シズクの持って来た、白のワンピースを着せてもらい、部屋を出てキッチンに、トコトコ向かう。
「おはよ~」
既に、全員揃っていてワタシ待ちだった。待っている間、メイドにお酒を出してもらって乾杯している。ベイスはもちろん、ライもレフィもお酒が飲みたくて、わざと早く来ているのだろうか。

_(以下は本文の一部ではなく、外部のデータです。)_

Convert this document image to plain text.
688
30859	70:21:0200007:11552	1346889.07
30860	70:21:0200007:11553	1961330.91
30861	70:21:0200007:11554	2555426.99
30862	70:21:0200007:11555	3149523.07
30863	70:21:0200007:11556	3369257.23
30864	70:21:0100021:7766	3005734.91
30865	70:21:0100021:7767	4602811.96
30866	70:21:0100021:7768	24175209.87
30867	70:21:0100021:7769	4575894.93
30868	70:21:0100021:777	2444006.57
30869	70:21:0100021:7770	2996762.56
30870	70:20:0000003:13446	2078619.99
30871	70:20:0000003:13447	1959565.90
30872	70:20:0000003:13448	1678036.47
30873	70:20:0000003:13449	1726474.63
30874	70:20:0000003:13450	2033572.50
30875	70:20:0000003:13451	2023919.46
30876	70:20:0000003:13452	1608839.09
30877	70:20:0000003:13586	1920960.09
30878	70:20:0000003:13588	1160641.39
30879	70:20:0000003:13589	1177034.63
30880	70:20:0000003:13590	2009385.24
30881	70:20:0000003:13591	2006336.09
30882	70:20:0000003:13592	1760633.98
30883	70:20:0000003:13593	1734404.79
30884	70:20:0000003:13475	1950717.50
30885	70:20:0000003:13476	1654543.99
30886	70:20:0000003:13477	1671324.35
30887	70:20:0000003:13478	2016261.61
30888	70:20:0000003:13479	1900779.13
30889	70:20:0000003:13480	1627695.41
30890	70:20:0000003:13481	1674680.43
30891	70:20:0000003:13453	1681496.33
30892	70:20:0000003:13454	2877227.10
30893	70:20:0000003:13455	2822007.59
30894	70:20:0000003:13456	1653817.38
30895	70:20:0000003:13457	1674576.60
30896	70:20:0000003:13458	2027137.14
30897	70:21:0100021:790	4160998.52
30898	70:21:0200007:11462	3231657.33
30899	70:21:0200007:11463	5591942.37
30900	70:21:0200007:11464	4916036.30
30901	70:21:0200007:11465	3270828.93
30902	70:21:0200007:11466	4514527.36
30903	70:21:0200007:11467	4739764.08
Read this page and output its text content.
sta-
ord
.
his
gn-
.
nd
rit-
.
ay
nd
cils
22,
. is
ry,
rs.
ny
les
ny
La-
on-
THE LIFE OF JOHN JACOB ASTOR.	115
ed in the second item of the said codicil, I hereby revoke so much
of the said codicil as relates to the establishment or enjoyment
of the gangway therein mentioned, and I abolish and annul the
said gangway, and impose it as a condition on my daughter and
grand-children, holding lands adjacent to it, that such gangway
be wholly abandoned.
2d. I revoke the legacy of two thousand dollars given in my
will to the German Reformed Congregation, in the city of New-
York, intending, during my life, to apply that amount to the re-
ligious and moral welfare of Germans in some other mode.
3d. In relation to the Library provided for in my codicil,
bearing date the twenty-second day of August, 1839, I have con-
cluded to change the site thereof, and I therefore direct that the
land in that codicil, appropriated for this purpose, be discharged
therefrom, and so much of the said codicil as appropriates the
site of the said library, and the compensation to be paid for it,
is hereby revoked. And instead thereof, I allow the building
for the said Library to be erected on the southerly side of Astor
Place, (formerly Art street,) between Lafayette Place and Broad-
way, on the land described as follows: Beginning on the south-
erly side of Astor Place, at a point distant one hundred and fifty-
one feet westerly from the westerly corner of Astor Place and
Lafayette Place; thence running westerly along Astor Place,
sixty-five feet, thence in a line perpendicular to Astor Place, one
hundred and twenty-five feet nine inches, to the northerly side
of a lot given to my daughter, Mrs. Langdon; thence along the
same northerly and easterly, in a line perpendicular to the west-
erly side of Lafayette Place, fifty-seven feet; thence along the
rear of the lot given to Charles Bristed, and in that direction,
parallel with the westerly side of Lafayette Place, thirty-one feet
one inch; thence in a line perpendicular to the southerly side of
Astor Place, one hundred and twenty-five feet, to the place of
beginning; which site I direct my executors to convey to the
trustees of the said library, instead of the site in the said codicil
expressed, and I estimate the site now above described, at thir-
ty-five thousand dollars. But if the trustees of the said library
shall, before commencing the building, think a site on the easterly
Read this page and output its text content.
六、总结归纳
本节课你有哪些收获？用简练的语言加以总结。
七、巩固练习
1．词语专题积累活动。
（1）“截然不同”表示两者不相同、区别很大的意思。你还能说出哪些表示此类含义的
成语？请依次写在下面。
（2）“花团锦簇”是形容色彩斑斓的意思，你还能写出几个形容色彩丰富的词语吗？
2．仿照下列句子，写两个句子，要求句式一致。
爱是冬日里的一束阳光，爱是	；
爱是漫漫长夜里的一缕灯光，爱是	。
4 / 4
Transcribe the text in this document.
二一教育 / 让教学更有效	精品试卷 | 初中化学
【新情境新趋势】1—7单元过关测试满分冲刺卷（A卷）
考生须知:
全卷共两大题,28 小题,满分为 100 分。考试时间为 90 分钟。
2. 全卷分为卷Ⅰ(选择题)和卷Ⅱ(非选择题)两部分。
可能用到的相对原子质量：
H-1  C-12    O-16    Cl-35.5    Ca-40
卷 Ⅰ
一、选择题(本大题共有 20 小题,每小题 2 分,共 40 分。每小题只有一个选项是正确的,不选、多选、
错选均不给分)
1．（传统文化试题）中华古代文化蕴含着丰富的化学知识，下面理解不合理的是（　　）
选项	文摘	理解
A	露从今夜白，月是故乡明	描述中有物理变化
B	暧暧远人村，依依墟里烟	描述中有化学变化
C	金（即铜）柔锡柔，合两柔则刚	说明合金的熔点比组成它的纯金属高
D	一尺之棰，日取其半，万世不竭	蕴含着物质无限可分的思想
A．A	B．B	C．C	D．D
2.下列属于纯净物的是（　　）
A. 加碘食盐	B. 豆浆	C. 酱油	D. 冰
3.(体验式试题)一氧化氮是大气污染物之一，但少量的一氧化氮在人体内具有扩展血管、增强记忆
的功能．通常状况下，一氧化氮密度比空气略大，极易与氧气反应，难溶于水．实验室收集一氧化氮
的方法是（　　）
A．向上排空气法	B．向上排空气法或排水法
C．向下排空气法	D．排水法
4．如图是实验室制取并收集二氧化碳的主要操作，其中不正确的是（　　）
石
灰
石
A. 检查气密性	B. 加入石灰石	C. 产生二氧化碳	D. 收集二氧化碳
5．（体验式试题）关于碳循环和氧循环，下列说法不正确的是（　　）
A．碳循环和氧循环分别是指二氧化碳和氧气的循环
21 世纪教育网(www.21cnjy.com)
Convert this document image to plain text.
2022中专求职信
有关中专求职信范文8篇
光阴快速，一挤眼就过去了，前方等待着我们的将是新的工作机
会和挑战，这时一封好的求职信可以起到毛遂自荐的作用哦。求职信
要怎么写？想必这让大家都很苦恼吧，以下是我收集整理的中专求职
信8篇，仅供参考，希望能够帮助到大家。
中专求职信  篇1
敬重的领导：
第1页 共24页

朝のメニューは基本、和食でとエレナにお願いしている。
「いただきます。」
白いご飯を一口食べながら、
「今日の探索は、昨日の続きからでいいよね。」
「はい。食事が終わり次第、出発しましょう。」
朝食を食べ終わると、ワタシ達は、屋敷の玄関に向かう。
シズクの転移魔法で、昨日マーキングした場所に移動した。コンテニューってやつだね。
隊列は昨日と同じで、さっそく移動を開始する。そして動物形のゾンビが出て来た。ワタシは、結界魔法に神力を込めて放つと、ゾンビは跡形もなく消えさった。浄化したからだろう。
「魔物がどこかで、暴れているのかな?」
死体にならないと、アンデットにならない。
「そうかもしれませんね。しかし今は、この近くではないでしょう。」
「なら、そこの川沿いでお昼休憩にしよう。」
「賛成~。」
「了解。」
ライとレフィが辺りを警戒している間、シズクはイスとテーブルをだし、サンドイッチをテーブルの上に置いている。サンドイッチの中身は、昨日狩ったいのししの肉みたいだね。
「いただきます。」
さっそくいのししの肉を味見する。
肉はとても柔らかく、油がジューシーで、美味しい。
いのししの肉を堪能し、サンドイッチを食べ終える。みんなで片付けをして移動を再開する。
午後は歩くのに飽きたので、シズクに抱っこしてもらった。
それからもゾンビしか出ず、ライとレフィによって倒されていく。ワタシはそれを、シズクの大きな胸の中で、邪魔をしないよう見学した。
そして、屋敷と海までの距離が3分の2ほど、来た時に異変が起きた。
最初に気づいたのは、レフィの探知魔法で、魔物が3匹、ここから1キロ先にいるということだった。
急いで向かうと、あちこちキズだらけのオオカミの親が、小さな子オオカミ2匹をかばって、近づいて来たワタシたちのことを、威嚇する。
シズクから降り、ゆっくり近づいて、話しかける。
「大丈夫。ワタシ達は、あなた達に何もしないから。」
そう言うと、言葉が解るのかオオカミは、おとなしくする。
「レフィ、周囲を調べて。」
レフィは探知魔法を唱える。
「500メートルほど先に、魔物が2体います。」
「よし、行ってみよう。」
ここをレフィに任して向かった。そこには、3メートル以上のダークベアーと、倒れているオオカミがいた。今日、アンデットが多かったのは、こいつのせいだろう。
「ライ、ダークベアーは任せる。」
ライが一瞬でダークベアーの前に移動し、顔面にパンチを入れると、頭が吹き飛び倒れる。そして死体を回収する。
ワタシは倒れているオオカミに近付く。出血が多いので意識はないが、呼吸はしていた。
やはり、さっきの親子オオカミの父親みたいだね。自分を犠牲にして、家族の逃げる時間を、稼ごうとしたのだろう。
「シズク、このオオカミを助けたい。どうすればいい。」
「急いで、聖域に連れて行きましょう。」
そう言うと、シズクはヒールの魔法をオオカミにかける。とりあえず出血が止まったみたいだ。
ライがオオカミを担ぎ、オオカミ親子の所に急いで戻った。
すっかり大人しくなった母オオカミは、担がれているオオカミを見ると怯える。
「シズク、戻ろう。」
転移魔法を唱え、屋敷の庭に転移した。